Lo que en la madre Patria fueron los jefes de cofradías, fueron en el Alto Perú los prestes o alféreces, con la única diferencia de que aquí los nativos con fama de acaudalados recibían, como una imposición inapelable, el estandarte de la Virgen y los santos. Hoy no importa ya la fama, bástale al mestizo o al indígena que la voluntad del cura párroco quiera probar la devoción y la voluntad de los feligreses.

Y allá habrá que ver la habilidad financiera del preste, sus apuros, su espíritu organizador bajo la paternal asistencia del representante de la iglesia; su largueza, aunque le signifique, pasado el holgorio y disipado el humo de las camaretas y los fuegos artificiales, quemados para regalo de los ingenuos creyentes, en las vísperas de la fiesta patronal; acallado el escándalo de las fanfarrias populares y de los instrumentos nativos y agotada la despensa y la bodega, días estrechos y duros para ganar la escasa merienda para la resignada familia.

-Ponte bien con Dios, redímete de tus muchas culpas- le han dicho al candidato a preste y le han entregado el pendón patronal. Entonces comienzan los afanes y las fatigas para allegar dineros, para esquilmar sus menudas rentas durante un año. La fiesta debe comenzar, días antes, con salvas profusas de camaretas y fuegos pirotécnicos. Pero, deben organizarse con mayor anticipación los ensayiñani -curioso vocablo mestizo que designa los ejercicios previos- de los sicuris, tundiquis, kenakenas, morenos y otros grupos de bailarines indígenas, en que no deberán faltar las debidas atenciones, ni el abastecimiento a los infatigables grupos que intervendrán en la fiesta. En las vísperas serán mayores los afanes por atender a los humakeris, cuyo oficio es vaciar, cuán presto puedan, la improvisada bodega del preste rumboso.

Vendrá luego la alborada de la fiesta en que las salvas serán más profusas y durante la procesión, en que los cohetes, más abundantes y más atronadores, alborotarán la comarca o el barrio. Allá será de ver al preste en seguimiento de la imagen patronal, ataviado de sus mejores prendas y portando orgulloso el estandarte que le dará respetabilidad y acatamiento entre los amigos, compadres y convidados.

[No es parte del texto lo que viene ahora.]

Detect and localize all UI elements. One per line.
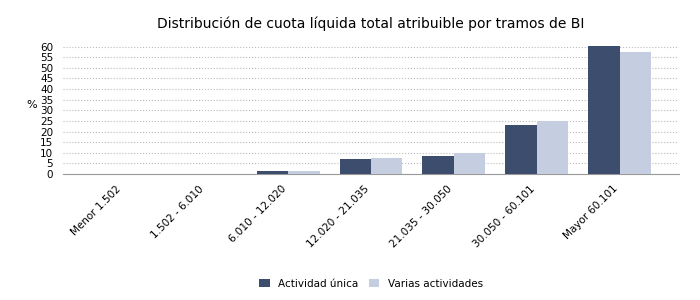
Y-axis label: %: % bbox=[27, 100, 37, 110]
Bar bbox=[505, 125, 537, 174]
Bar bbox=[371, 158, 402, 174]
Legend: Actividad única, Varias actividades: Actividad única, Varias actividades bbox=[260, 279, 482, 289]
Bar bbox=[257, 172, 288, 174]
Bar bbox=[288, 171, 320, 174]
Bar bbox=[588, 46, 620, 174]
Bar bbox=[454, 153, 485, 174]
Bar bbox=[620, 52, 651, 174]
Title: Distribución de cuota líquida total atribuible por tramos de BI: Distribución de cuota líquida total atri… bbox=[158, 16, 584, 31]
Bar bbox=[340, 159, 371, 174]
Bar bbox=[537, 121, 568, 174]
Bar bbox=[422, 156, 454, 174]
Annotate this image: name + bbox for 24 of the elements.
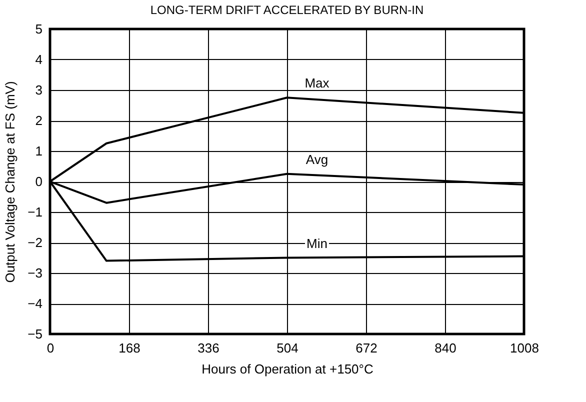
series-label: Min [306,236,328,251]
y-tick-label: 4 [35,52,42,67]
x-tick-label: 336 [198,340,220,356]
y-axis-title: Output Voltage Change at FS (mV) [2,81,18,283]
y-tick-label: −2 [28,235,42,250]
x-tick-label: 672 [356,340,378,356]
y-tick-label: −1 [28,204,42,220]
y-tick-label: −3 [28,266,42,280]
x-tick-label: 840 [434,340,456,356]
series-label: Avg [306,152,328,167]
y-tick-label: 0 [35,174,42,189]
chart-title: LONG-TERM DRIFT ACCELERATED BY BURN-IN [150,3,424,17]
y-tick-label: −4 [28,296,42,311]
x-tick-label: 0 [46,340,54,356]
y-tick-label: 3 [35,82,42,98]
x-tick-label: 168 [118,340,140,356]
y-tick-label: −5 [28,326,42,342]
y-tick-label: 5 [35,22,42,36]
x-tick-label: 504 [276,340,298,356]
x-tick-label: 1008 [510,340,539,356]
y-tick-label: 2 [35,113,42,128]
x-axis-title: Hours of Operation at +150°C [202,362,374,376]
series-label: Max [304,76,330,91]
y-tick-label: 1 [35,144,42,158]
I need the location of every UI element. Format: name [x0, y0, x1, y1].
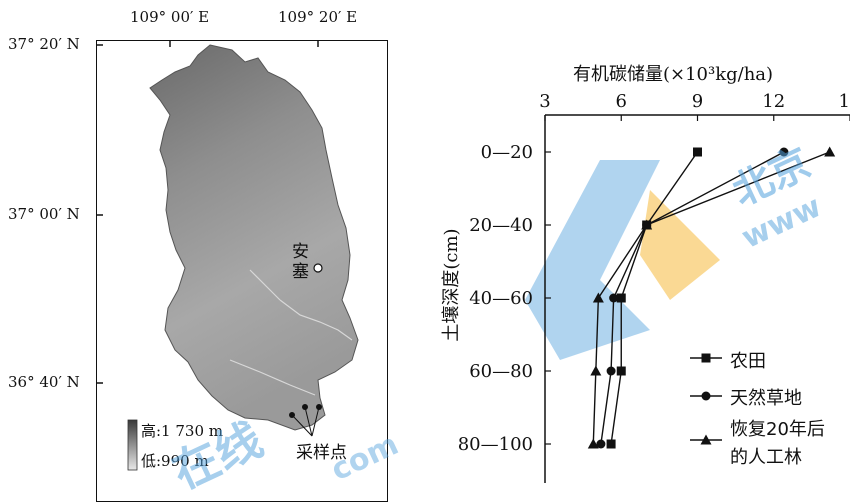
series-2-point-2: [592, 292, 604, 303]
legend-entry-3b: 的人工林: [730, 447, 802, 468]
series-1-point-3: [606, 366, 616, 376]
y-tick-label-3: 60—80: [469, 361, 533, 382]
y-tick-label-2: 40—60: [469, 288, 533, 309]
x-tick-label-0: 3: [539, 91, 550, 112]
lat-label-1: 37° 20′ N: [8, 35, 80, 53]
legend-marker-2: [700, 434, 712, 445]
legend-marker-0: [701, 353, 711, 363]
legend-high: 高:1 730 m: [141, 422, 223, 440]
lat-label-3: 36° 40′ N: [8, 373, 80, 391]
watermark-shape-blue: [525, 160, 660, 360]
legend-entry-2: 天然草地: [730, 388, 802, 409]
lon-label-2: 109° 20′ E: [278, 8, 358, 26]
series-2-point-1: [641, 219, 653, 230]
series-2-point-4: [587, 438, 599, 449]
series-2-point-0: [824, 146, 836, 157]
y-tick-label-1: 20—40: [469, 215, 533, 236]
x-tick-label-1: 6: [616, 91, 627, 112]
x-axis-title: 有机碳储量(×10³kg/ha): [573, 64, 774, 85]
legend-entry-3a: 恢复20年后: [730, 419, 825, 440]
sampling-label: 采样点: [296, 443, 347, 463]
series-0-point-2: [616, 293, 626, 303]
legend-marker-1: [701, 391, 711, 401]
county-region: [149, 44, 359, 431]
series-1-point-0: [779, 147, 789, 157]
series-2-point-3: [590, 365, 602, 376]
lon-label-1: 109° 00′ E: [130, 8, 210, 26]
lat-label-2: 37° 00′ N: [8, 205, 80, 223]
series-1-point-4: [596, 439, 606, 449]
terrain-map: [96, 40, 359, 471]
series-0-point-3: [616, 366, 626, 376]
x-tick-label-2: 9: [692, 91, 703, 112]
series-1-point-2: [609, 293, 619, 303]
elevation-legend-bar: [127, 419, 138, 471]
series-0-point-0: [693, 147, 702, 157]
x-tick-label-3: 12: [762, 91, 785, 112]
chart-svg: 3 6 9 12 15 0—20 20—40 40—60 60—80 80—100: [458, 91, 850, 483]
ansai-city-marker: [313, 263, 323, 273]
legend-entry-1: 农田: [730, 351, 766, 372]
y-tick-label-0: 0—20: [481, 142, 533, 163]
y-tick-label-4: 80—100: [458, 434, 533, 455]
x-tick-label-4: 15: [839, 91, 850, 112]
legend-low: 低:990 m: [141, 452, 209, 470]
city-label: 安 塞: [292, 242, 309, 282]
series-0-point-4: [606, 439, 616, 449]
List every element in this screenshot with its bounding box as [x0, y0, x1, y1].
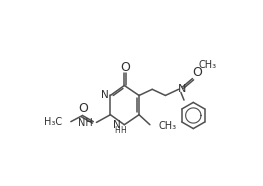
Text: H: H [114, 126, 120, 135]
Text: O: O [120, 61, 130, 74]
Text: N: N [178, 84, 187, 94]
Text: NH: NH [78, 118, 93, 128]
Text: O: O [192, 66, 202, 79]
Text: CH₃: CH₃ [158, 121, 176, 131]
Text: H: H [120, 126, 126, 135]
Text: CH₃: CH₃ [199, 60, 217, 70]
Text: H₃C: H₃C [44, 117, 62, 127]
Text: O: O [78, 102, 88, 115]
Text: N: N [113, 121, 121, 131]
Text: N: N [101, 90, 109, 100]
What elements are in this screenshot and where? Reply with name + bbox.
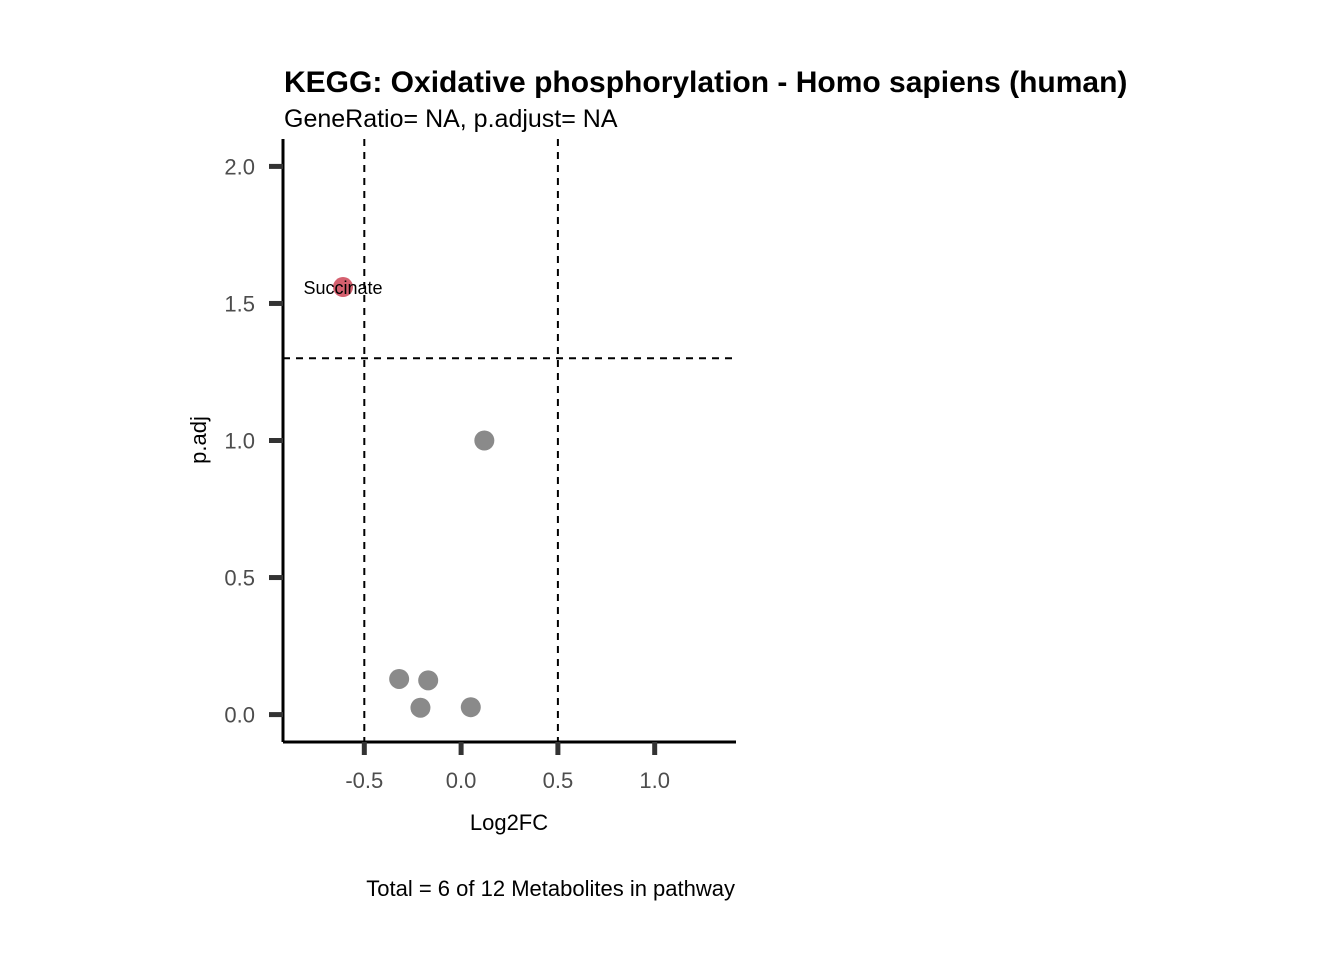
- x-tick-label: 0.5: [543, 768, 574, 793]
- y-tick-label: 0.5: [224, 566, 255, 591]
- reference-lines: [283, 139, 736, 742]
- chart-caption: Total = 6 of 12 Metabolites in pathway: [366, 876, 735, 901]
- data-point: [410, 697, 431, 718]
- y-tick-label: 2.0: [224, 154, 255, 179]
- significant-point: [333, 277, 354, 298]
- point-labels: Succinate: [303, 278, 382, 298]
- data-point: [389, 668, 410, 689]
- y-tick-label: 0.0: [224, 703, 255, 728]
- y-tick-label: 1.0: [224, 429, 255, 454]
- x-axis-ticks: -0.5 0.0 0.5 1.0: [345, 742, 670, 793]
- data-point: [418, 670, 439, 691]
- point-label: Succinate: [303, 278, 382, 298]
- y-axis-title: p.adj: [186, 416, 211, 464]
- y-axis-ticks: 0.0 0.5 1.0 1.5 2.0: [224, 154, 283, 728]
- chart-title: KEGG: Oxidative phosphorylation - Homo s…: [284, 66, 1127, 99]
- data-points: [333, 277, 495, 718]
- data-point: [460, 697, 481, 718]
- data-point: [474, 430, 495, 451]
- x-tick-label: 1.0: [639, 768, 670, 793]
- chart-subtitle: GeneRatio= NA, p.adjust= NA: [284, 105, 618, 133]
- x-tick-label: 0.0: [446, 768, 477, 793]
- y-tick-label: 1.5: [224, 291, 255, 316]
- x-axis-title: Log2FC: [470, 810, 548, 835]
- x-tick-label: -0.5: [345, 768, 383, 793]
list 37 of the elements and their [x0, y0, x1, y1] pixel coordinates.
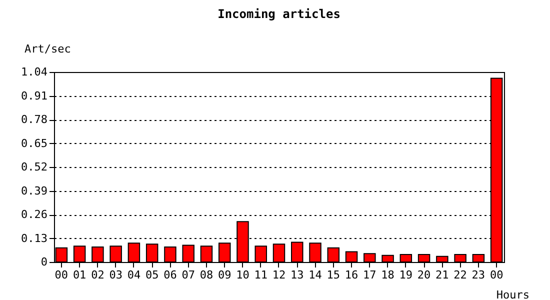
x-tick-label: 21: [436, 268, 449, 282]
x-tick-label: 03: [109, 268, 122, 282]
y-tick-label: 0.91: [21, 89, 48, 102]
x-tick-label: 12: [272, 268, 286, 282]
x-tick-label: 18: [381, 268, 394, 282]
y-tick-label: 0: [40, 256, 48, 268]
x-tick-label: 04: [127, 268, 141, 282]
y-tick-label: 0.13: [21, 232, 48, 245]
x-tick-label: 11: [254, 268, 268, 282]
x-axis-title: Hours: [496, 288, 530, 300]
x-tick-label: 15: [326, 268, 340, 282]
x-tick-label: 09: [218, 268, 232, 282]
chart-title: Incoming articles: [218, 7, 340, 21]
x-tick-label: 13: [290, 268, 304, 282]
x-tick-label: 05: [145, 268, 159, 282]
x-tick-label: 14: [308, 268, 322, 282]
x-tick-label: 17: [363, 268, 376, 282]
y-tick-label: 0.39: [21, 184, 48, 198]
x-tick-label: 02: [91, 268, 104, 282]
x-tick-label: 00: [490, 268, 504, 282]
x-tick-label: 08: [200, 268, 214, 282]
y-axis-title: Art/sec: [24, 42, 71, 56]
x-tick-label: 01: [72, 268, 86, 282]
y-tick-label: 0.52: [21, 160, 48, 174]
x-tick-label: 19: [399, 268, 413, 282]
x-tick-label: 07: [182, 268, 195, 282]
y-tick-label: 1.04: [21, 66, 48, 78]
x-tick-label: 00: [54, 268, 68, 282]
x-tick-label: 23: [472, 268, 486, 282]
y-tick-label: 0.26: [21, 208, 48, 221]
x-tick-label: 22: [454, 268, 467, 282]
x-tick-label: 10: [236, 268, 250, 282]
y-tick-label: 0.78: [21, 113, 48, 126]
y-tick-label: 0.65: [21, 136, 48, 150]
x-tick-label: 20: [417, 268, 431, 282]
x-tick-label: 06: [164, 268, 177, 282]
x-tick-label: 16: [344, 268, 358, 282]
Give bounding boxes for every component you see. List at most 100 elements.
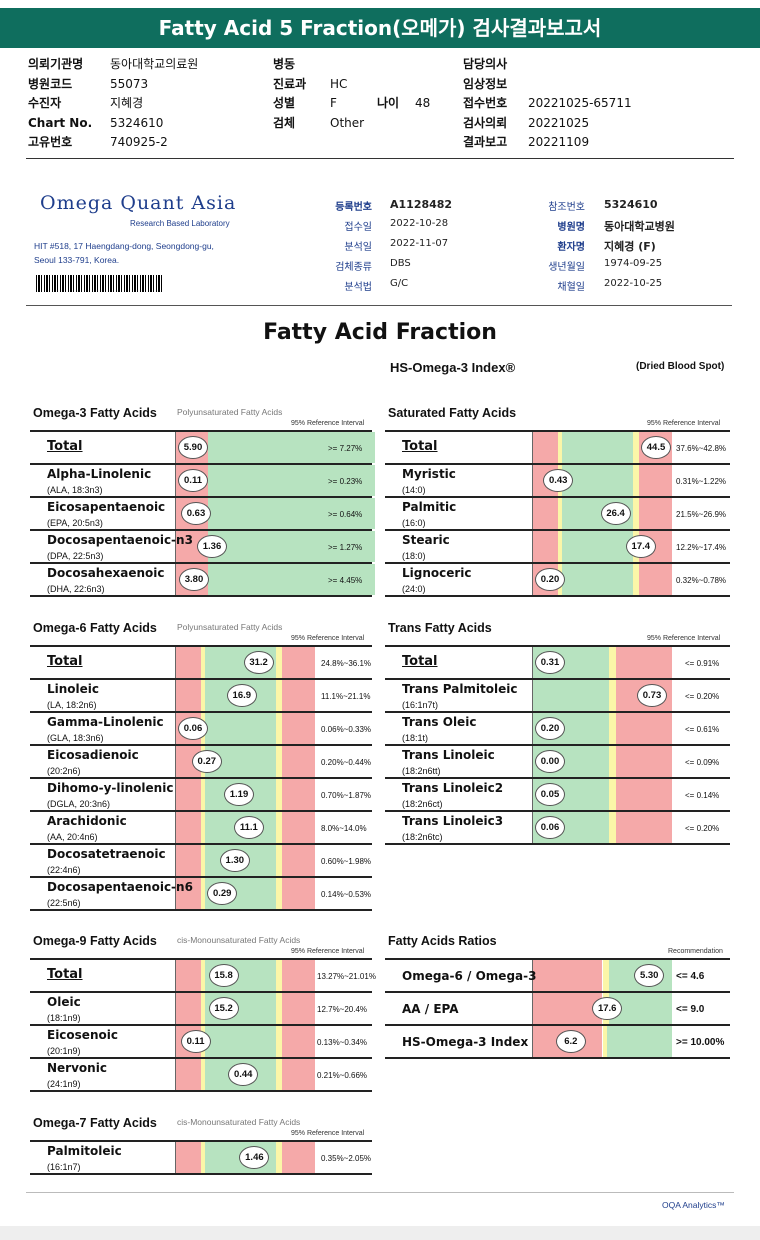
range-segment — [558, 531, 563, 562]
reference-range: <= 9.0 — [676, 1004, 705, 1015]
row-subtitle: (DPA, 22:5n3) — [47, 551, 104, 561]
range-segment — [276, 1059, 282, 1090]
range-bar: 1.36 — [175, 531, 375, 562]
row-name: Docosapentaenoic-n6 — [47, 880, 193, 894]
info-label: 결과보고 — [463, 135, 508, 149]
range-bar: 1.19 — [175, 779, 315, 810]
range-segment — [616, 779, 672, 810]
reference-range: 12.2%~17.4% — [676, 543, 727, 552]
table-row: 0.73 Trans Palmitoleic (16:1n7t) <= 0.20% — [385, 680, 730, 713]
info-label: 수진자 — [28, 96, 62, 110]
reference-range: 21.5%~26.9% — [676, 510, 727, 519]
row-name: Total — [402, 654, 438, 669]
range-segment — [176, 779, 202, 810]
row-subtitle: (22:5n6) — [47, 898, 81, 908]
info-label: 접수번호 — [463, 96, 508, 110]
info-value: F — [330, 96, 337, 110]
section-title: Omega-7 Fatty Acids — [33, 1116, 157, 1130]
row-name: Eicosapentaenoic — [47, 500, 166, 514]
table-row: 17.4 Stearic (18:0) 12.2%~17.4% — [385, 531, 730, 564]
section-subtitle: Polyunsaturated Fatty Acids — [177, 622, 283, 632]
range-segment — [558, 498, 563, 529]
range-segment — [176, 960, 202, 991]
row-name: HS-Omega-3 Index — [402, 1035, 529, 1049]
table-row: 0.43 Myristic (14:0) 0.31%~1.22% — [385, 465, 730, 498]
range-segment — [633, 432, 639, 463]
reference-interval-header: 95% Reference Interval — [291, 420, 365, 427]
table-row: 44.5 Total 37.6%~42.8% — [385, 430, 730, 465]
sample-type-label: (Dried Blood Spot) — [636, 361, 725, 372]
range-segment — [638, 498, 672, 529]
range-segment — [201, 680, 206, 711]
reference-range: 0.13%~0.34% — [317, 1038, 368, 1047]
table-row: 0.06 Gamma-Linolenic (GLA, 18:3n6) 0.06%~0.… — [30, 713, 372, 746]
divider — [26, 305, 732, 306]
range-bar: 0.06 — [175, 713, 315, 744]
range-bar: 0.29 — [175, 878, 315, 909]
info-value: 동아대학교의료원 — [110, 57, 199, 71]
range-bar: 3.80 — [175, 564, 375, 595]
row-name: Docosahexaenoic — [47, 566, 165, 580]
info-label: 고유번호 — [28, 135, 73, 149]
section-title: Trans Fatty Acids — [388, 621, 492, 635]
reference-range: 0.21%~0.66% — [317, 1071, 368, 1080]
row-subtitle: (16:1n7t) — [402, 700, 439, 710]
range-segment — [616, 713, 672, 744]
range-segment — [609, 680, 617, 711]
range-segment — [201, 993, 206, 1024]
result-value-bubble: 6.2 — [555, 1030, 586, 1053]
range-bar: 5.30 — [532, 960, 672, 991]
range-segment — [201, 1059, 206, 1090]
range-bar: 44.5 — [532, 432, 672, 463]
range-segment — [562, 465, 634, 496]
meta-label: 분석일 — [344, 242, 372, 253]
row-name: Gamma-Linolenic — [47, 715, 164, 729]
table-row: 0.29 Docosapentaenoic-n6 (22:5n6) 0.14%~0.5… — [30, 878, 372, 911]
range-segment — [205, 1026, 277, 1057]
reference-range: 12.7%~20.4% — [317, 1005, 368, 1014]
result-value-bubble: 0.20 — [535, 568, 565, 591]
reference-range: >= 10.00% — [676, 1037, 725, 1048]
table-row: 5.30 Omega-6 / Omega-3 <= 4.6 — [385, 958, 730, 993]
report-title-bar: Fatty Acid 5 Fraction(오메가) 검사결과보고서 — [0, 8, 760, 48]
meta-value: 2022-11-07 — [390, 238, 449, 249]
info-label: Chart No. — [28, 115, 93, 130]
result-value-bubble: 16.9 — [226, 684, 257, 707]
range-segment — [276, 713, 282, 744]
range-segment — [533, 531, 559, 562]
table-row: 0.06 Trans Linoleic3 (18:2n6tc) <= 0.20% — [385, 812, 730, 845]
meta-value: 동아대학교병원 — [604, 220, 675, 233]
range-segment — [633, 564, 639, 595]
range-segment — [281, 960, 315, 991]
reference-interval-header: 95% Reference Interval — [291, 948, 365, 955]
section-title: Omega-9 Fatty Acids — [33, 934, 157, 948]
table-row: 11.1 Arachidonic (AA, 20:4n6) 8.0%~14.0% — [30, 812, 372, 845]
report-heading: Fatty Acid Fraction — [263, 320, 497, 345]
lab-logo-subtitle: Research Based Laboratory — [130, 219, 230, 228]
reference-range: 8.0%~14.0% — [321, 824, 367, 833]
table-row: 0.11 Alpha-Linolenic (ALA, 18:3n3) >= 0.23% — [30, 465, 375, 498]
range-segment — [609, 812, 617, 843]
reference-range: 0.70%~1.87% — [321, 791, 372, 800]
info-label: 임상정보 — [463, 76, 508, 91]
result-value-bubble: 0.29 — [207, 882, 238, 905]
table-row: 0.00 Trans Linoleic (18:2n6tt) <= 0.09% — [385, 746, 730, 779]
row-name: Arachidonic — [47, 814, 127, 828]
range-segment — [616, 746, 672, 777]
row-subtitle: (14:0) — [402, 485, 426, 495]
info-label: 병원코드 — [28, 76, 73, 91]
table-row: 6.2 HS-Omega-3 Index >= 10.00% — [385, 1026, 730, 1059]
row-subtitle: (16:1n7) — [47, 1162, 81, 1172]
range-segment — [281, 779, 315, 810]
section-title: Fatty Acids Ratios — [388, 934, 497, 948]
info-label: 의뢰기관명 — [28, 57, 84, 71]
range-segment — [207, 465, 375, 496]
range-bar: 6.2 — [532, 1026, 672, 1057]
row-name: Palmitic — [402, 500, 457, 514]
reference-range: 0.31%~1.22% — [676, 477, 727, 486]
meta-label: 채혈일 — [557, 282, 585, 293]
row-subtitle: (18:0) — [402, 551, 426, 561]
range-bar: 15.2 — [175, 993, 315, 1024]
table-row: 15.8 Total 13.27%~21.01% — [30, 958, 376, 993]
footer-brand: OQA Analytics™ — [662, 1200, 725, 1210]
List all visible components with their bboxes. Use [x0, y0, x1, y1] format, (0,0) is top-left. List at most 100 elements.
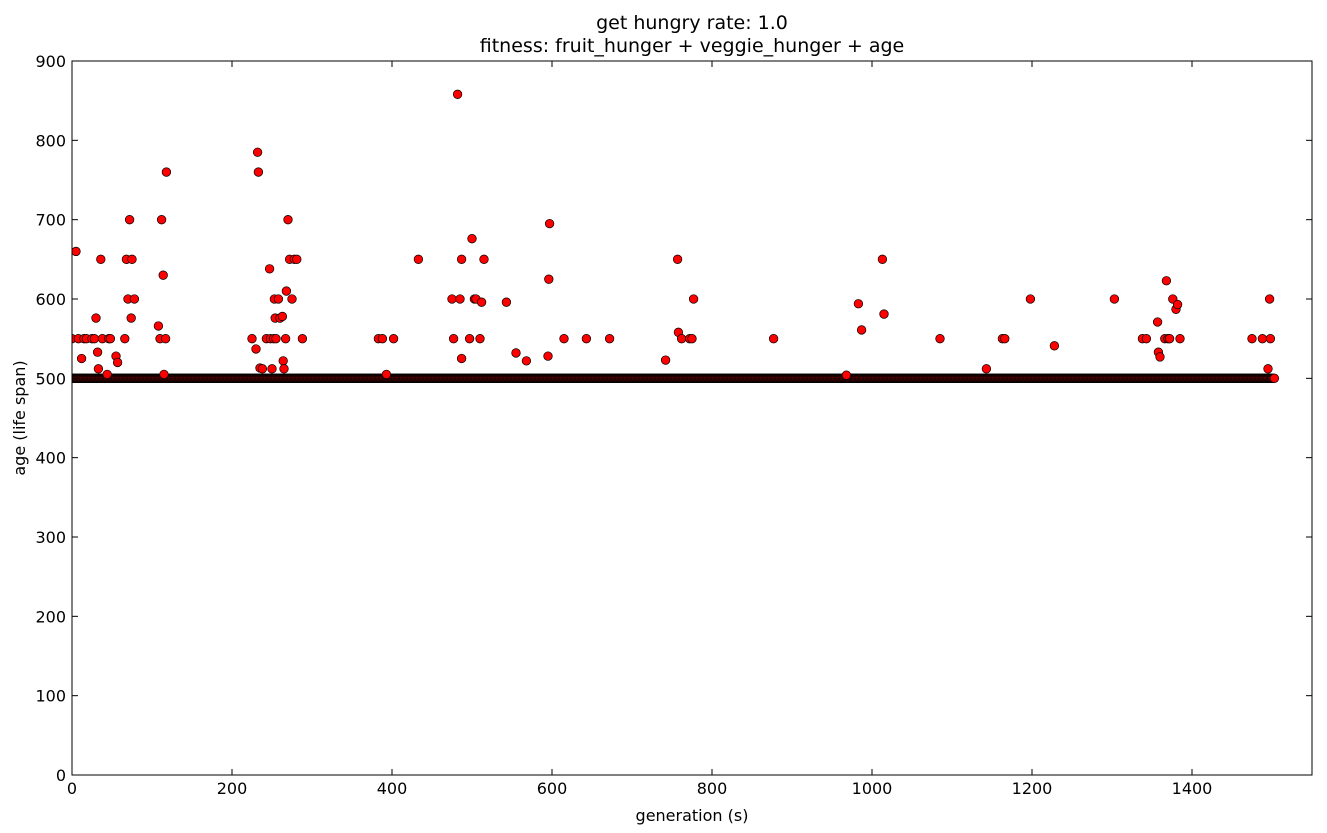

Como los gastos habrán mermado la bolsa del celebrante, serán los apjhatas que con sus donativos y préstamos a largo plazo reforzarán la mermada economía, para seguir alimentando el fuego del entusiasmo y reparando las fuerzas de bailarines y convidados que siguen con fidelidad al preste, no sin haber colmado su avidez en comilonas, que bien recuerdan aquella en que se regaló el bueno de Sancho en las bodas de Camacho.

Y después será de esperar, para el preste y los suyos, los días venideros con cristiana esperanza, en que bordonearán las palabras del señor cura: "Dios proveerá". Una esperanza alimentada por el orgullo de haber ganado la consideración de amigos y allegados y aún de los indiferentes, con el título de "preste" o "alférez".

La inundación de medio día

El 30 de enero de 1930, la ciudad, que soportaba las penalidades de la lucha internacional, y cuyas arterias estaban ya pobladas de inválidos, de avitaminosos, de viudas, sufrió una nueva catástrofe. A medio día se desbordó el río Choqueyapu. La corriente descuajó puentes, derribó casas, arrasó el mercado de flores y arrastró cuanto obstáculo se le presentaba. Había reventado la represa de la mina Trepp y la cantidad de agua almacenada se desbordó. Fue entonces, después de la ayuda a los perjudicados, que se planeó el entubamiento del río, lo que logró efectuarse después.